Market & Competitive Risks are amplified by the stock's speculative valuation and sector dynamics. With a PS ratio of 0 and a trailing PE of -29.6, the $5.24 billion market cap implies flawless execution and blockbuster sales. This leaves the stock vulnerable to severe valuation compression if clinical data is merely good instead of exceptional, or if sector sentiment towards high-risk biotechs sours. The oncology space is intensely competitive, and gedatolisib faces established and emerging therapies for HR+/HER2- breast cancer. Despite a beta of 0.422 suggesting lower-than-market volatility recently, the stock's 1063% annual gain and proximity to its 52-week high make it a prime candidate for profit-taking and heightened volatility around binary events, as seen in recent price swings.

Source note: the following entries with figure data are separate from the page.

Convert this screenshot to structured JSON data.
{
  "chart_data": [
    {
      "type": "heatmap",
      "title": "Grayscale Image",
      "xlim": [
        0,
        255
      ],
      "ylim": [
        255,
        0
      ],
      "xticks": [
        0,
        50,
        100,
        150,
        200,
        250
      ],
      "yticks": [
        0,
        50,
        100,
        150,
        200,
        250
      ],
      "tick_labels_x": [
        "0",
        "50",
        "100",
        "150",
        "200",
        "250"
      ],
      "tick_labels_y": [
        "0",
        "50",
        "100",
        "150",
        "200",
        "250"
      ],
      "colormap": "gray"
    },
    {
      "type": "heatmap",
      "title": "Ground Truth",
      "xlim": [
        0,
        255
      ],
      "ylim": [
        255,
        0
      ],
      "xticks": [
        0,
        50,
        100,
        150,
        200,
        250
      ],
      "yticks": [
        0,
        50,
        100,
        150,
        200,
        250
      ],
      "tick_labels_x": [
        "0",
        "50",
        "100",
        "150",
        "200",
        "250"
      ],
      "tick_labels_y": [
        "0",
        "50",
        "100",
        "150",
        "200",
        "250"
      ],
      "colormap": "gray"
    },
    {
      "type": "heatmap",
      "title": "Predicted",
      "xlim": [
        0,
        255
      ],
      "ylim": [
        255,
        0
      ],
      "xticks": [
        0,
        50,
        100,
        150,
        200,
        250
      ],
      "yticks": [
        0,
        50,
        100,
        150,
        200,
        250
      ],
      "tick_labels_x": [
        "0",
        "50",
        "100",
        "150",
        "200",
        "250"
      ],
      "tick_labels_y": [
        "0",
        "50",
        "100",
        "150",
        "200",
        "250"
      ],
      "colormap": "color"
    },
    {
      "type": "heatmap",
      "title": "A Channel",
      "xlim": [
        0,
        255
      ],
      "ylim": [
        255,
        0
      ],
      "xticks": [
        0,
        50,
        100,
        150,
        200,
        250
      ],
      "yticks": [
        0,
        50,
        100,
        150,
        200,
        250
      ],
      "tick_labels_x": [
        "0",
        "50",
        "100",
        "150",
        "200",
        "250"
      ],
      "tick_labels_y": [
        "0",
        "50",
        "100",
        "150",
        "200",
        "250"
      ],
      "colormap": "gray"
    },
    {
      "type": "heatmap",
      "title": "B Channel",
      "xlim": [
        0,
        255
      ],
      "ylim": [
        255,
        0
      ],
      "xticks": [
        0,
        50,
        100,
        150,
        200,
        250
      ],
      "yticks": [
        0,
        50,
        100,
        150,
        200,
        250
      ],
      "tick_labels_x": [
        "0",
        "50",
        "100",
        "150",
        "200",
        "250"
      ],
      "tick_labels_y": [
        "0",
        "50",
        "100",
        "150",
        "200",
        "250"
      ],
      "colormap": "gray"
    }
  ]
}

Worst-Case Scenario involves a clinical setback for gedatolisib, such as disappointing Phase 3 data or an FDA rejection. This would trigger a collapse in the speculative premium, leading to a rapid unwind of the 1063% annual gain. Institutional investors, who have recently built large positions, would likely exit en masse. The realistic downside could see the stock re-test its fundamental value as a cash-burning R&D entity, potentially falling towards its 52-week low of $9.51. From the current price of $125.65, this represents a catastrophic loss of approximately -92%. A more measured, yet still severe, bear-case target could align with a 70-80% drawdown from current levels, similar to the stock's recent maximum drawdown of -27.68% but on a much larger scale, resulting in a loss of -$88 to -$100 per share.